Jimmy Carter beat Republican President Gerald Ford in the 1976 election, but the two political rivals later became friends, and agreed to deliver eulogies at each other’s funerals.

Carter followed through on that promise after Ford died in 2006, and today, the Republican’s duty has fallen to his son, Steven Ford. “I can just see my dad getting his yellow legal pad out with his pen and writing this for his beloved friend,” Ford said as he began.

Here’s part of it:

By fate of a brief season, Jimmy Carter and I were rivals, but for the many wonderful years that followed, friendship bonded us as no two presidents since John Adams and Thomas Jefferson. It is said that president Adams’s last words were “Thomas Jefferson still survives”.

Now, since Jimmy has a good decade on me, I’m hedging my bets by entrusting my remembrances of Jimmy to my son, Steve. According to a map, it’s a long way between Grand Rapids, Michigan and Plains, Georgia, but distances have a way of vanishing when measured in values rather than miles. And it was because of our shared values that Jimmy and I respected each other as adversaries even before we cherished one another as dear friends.
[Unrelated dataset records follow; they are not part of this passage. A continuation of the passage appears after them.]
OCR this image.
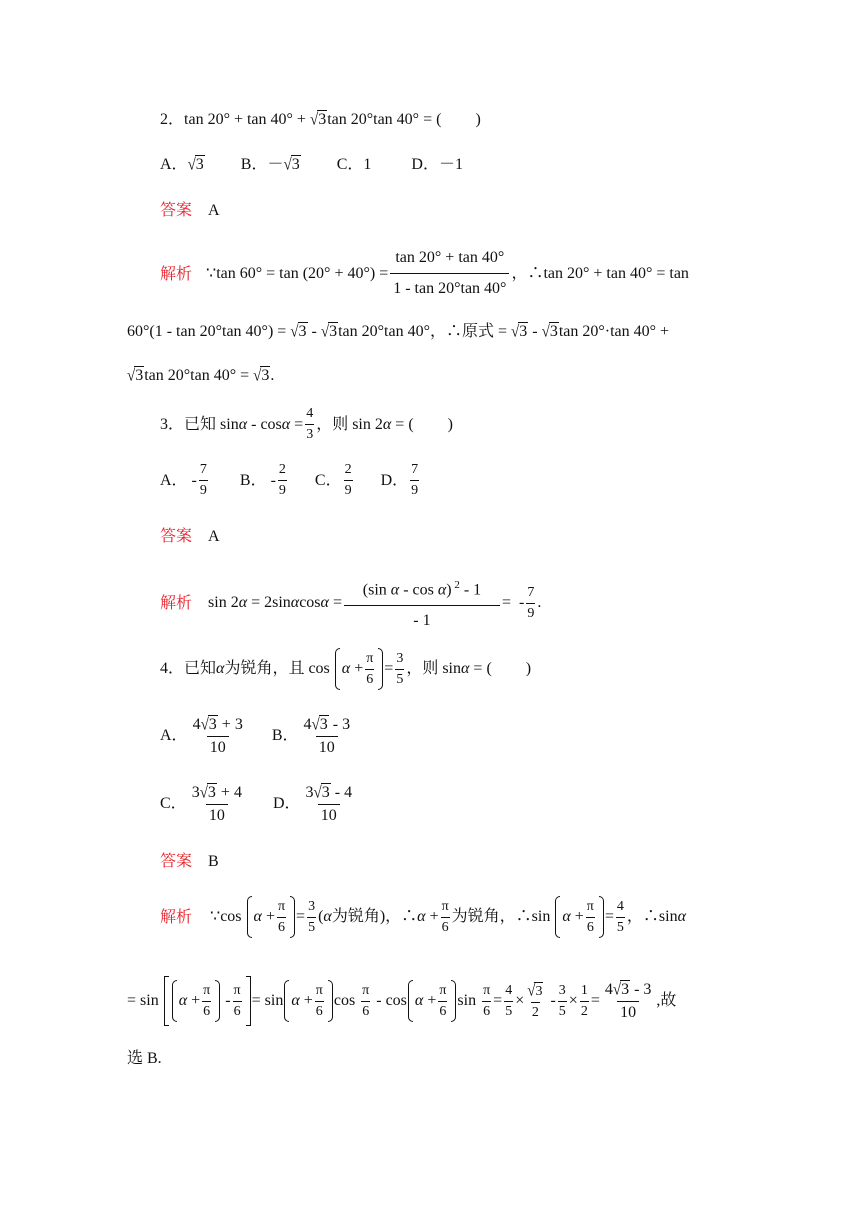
2．tan 20° + tan 40° + √3tan 20°tan 40° = ( )
A．√3 B．－√3 C．1	D．－1
答案 A
解析 ∵tan $60^\circ = \tan (20^\circ + 40^\circ) = \frac{\tan 20^\circ + \tan 40^\circ}{1 - \tan 20^\circ\tan 40^\circ}$ ，∴tan 20° + tan 40° = tan
60°(1 - tan 20°tan 40°) = √3 - √3tan 20°tan 40°，∴原式 = √3 - √3tan 20°·tan 40° +
√3tan 20°tan 40° = √3.
3． 已知 $\sin \alpha - \cos \alpha = \frac{4}{3}$ ，则 sin 2 α = ( )
A． - $\frac{7}{9}$ B． - $\frac{2}{9}$ C． $\frac{2}{9}$ D． $\frac{7}{9}$
答案 A
解析 sin 2 α = 2sin α $\cos \alpha = \frac{(\sin \alpha - \cos \alpha) ^2 - 1}{- 1}$ =  - $\frac{7}{9}$ .
4． 已知 α 为锐角，且 $\cos \alpha + \frac{\pi}{6} = \frac{3}{5}$ ，则 sin α = ( )
A． $\frac{4√3 + 3}{10}$ B． $\frac{4√3 - 3}{10}$
C． $\frac{3√3 + 4}{10}$ D． $\frac{3√3 - 4}{10}$
答案 B
解析 ∵cos $\alpha + \frac{\pi}{6} = \frac{3}{5}$ ( α 为锐角)，∴ $\alpha + \frac{\pi}{6}$ 为锐角，∴sin $\alpha + \frac{\pi}{6} = \frac{4}{5}$ ，∴sin α
= $\sin \alpha + \frac{\pi}{6} - \frac{\pi}{6} = \sin \alpha + \frac{\pi}{6}$ $\cos \frac{\pi}{6} - \cos \alpha + \frac{\pi}{6}$ $\sin \frac{\pi}{6} = \frac{4}{5} \times \frac{√3}{2} - \frac{3}{5} \times \frac{1}{2} = \frac{4√3 - 3}{10}$ ,故
选 B.
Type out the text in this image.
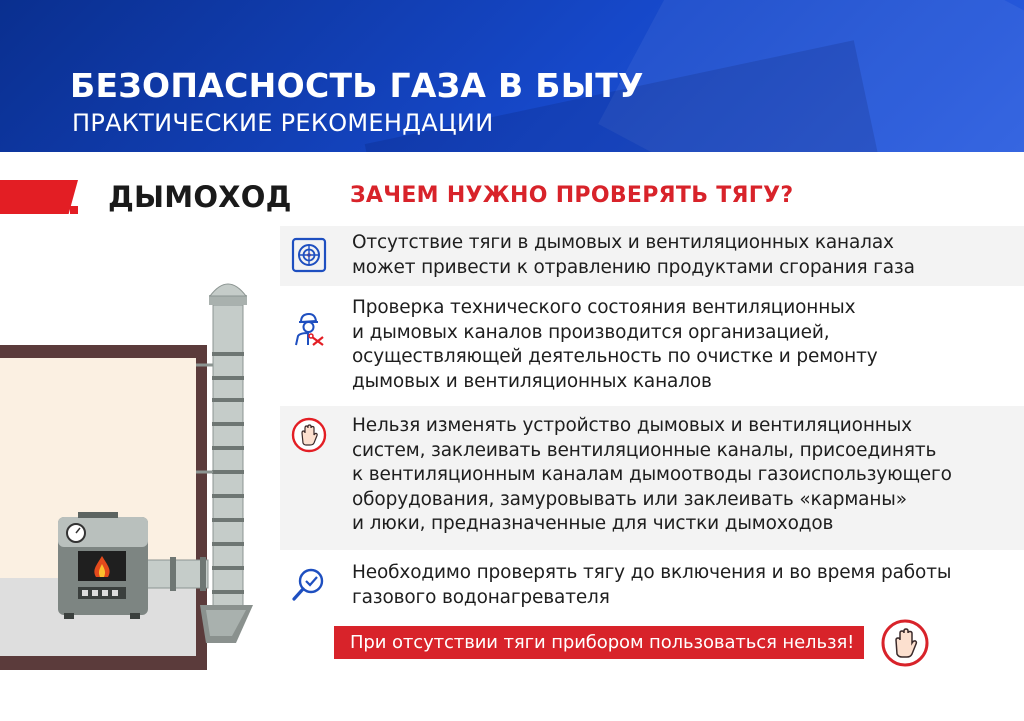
БЕЗОПАСНОСТЬ ГАЗА В БЫТУ
ПРАКТИЧЕСКИЕ РЕКОМЕНДАЦИИ
ДЫМОХОД	ЗАЧЕМ НУЖНО ПРОВЕРЯТЬ ТЯГУ?
Отсутствие тяги в дымовых и вентиляционных каналах
может привести к отравлению продуктами сгорания газа
Проверка технического состояния вентиляционных
и дымовых каналов производится организацией,
осуществляющей деятельность по очистке и ремонту
дымовых и вентиляционных каналов
Нельзя изменять устройство дымовых и вентиляционных
систем, заклеивать вентиляционные каналы, присоединять
к вентиляционным каналам дымоотводы газоиспользующего
оборудования, замуровывать или заклеивать «карманы»
и люки, предназначенные для чистки дымоходов
Необходимо проверять тягу до включения и во время работы
газового водонагревателя
При отсутствии тяги прибором пользоваться нельзя!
Now, this is not to say that Jimmy never got under my skin, but has there ever been a group of politicians that didn’t do that to one another? During our 1976 contest, Jimmy knew my political vulnerabilities and he successfully pointed them out. Now, I didn’t like it, but little could I know that the outcome of that 1976 election would bring about one of my deepest and most enduring friendships.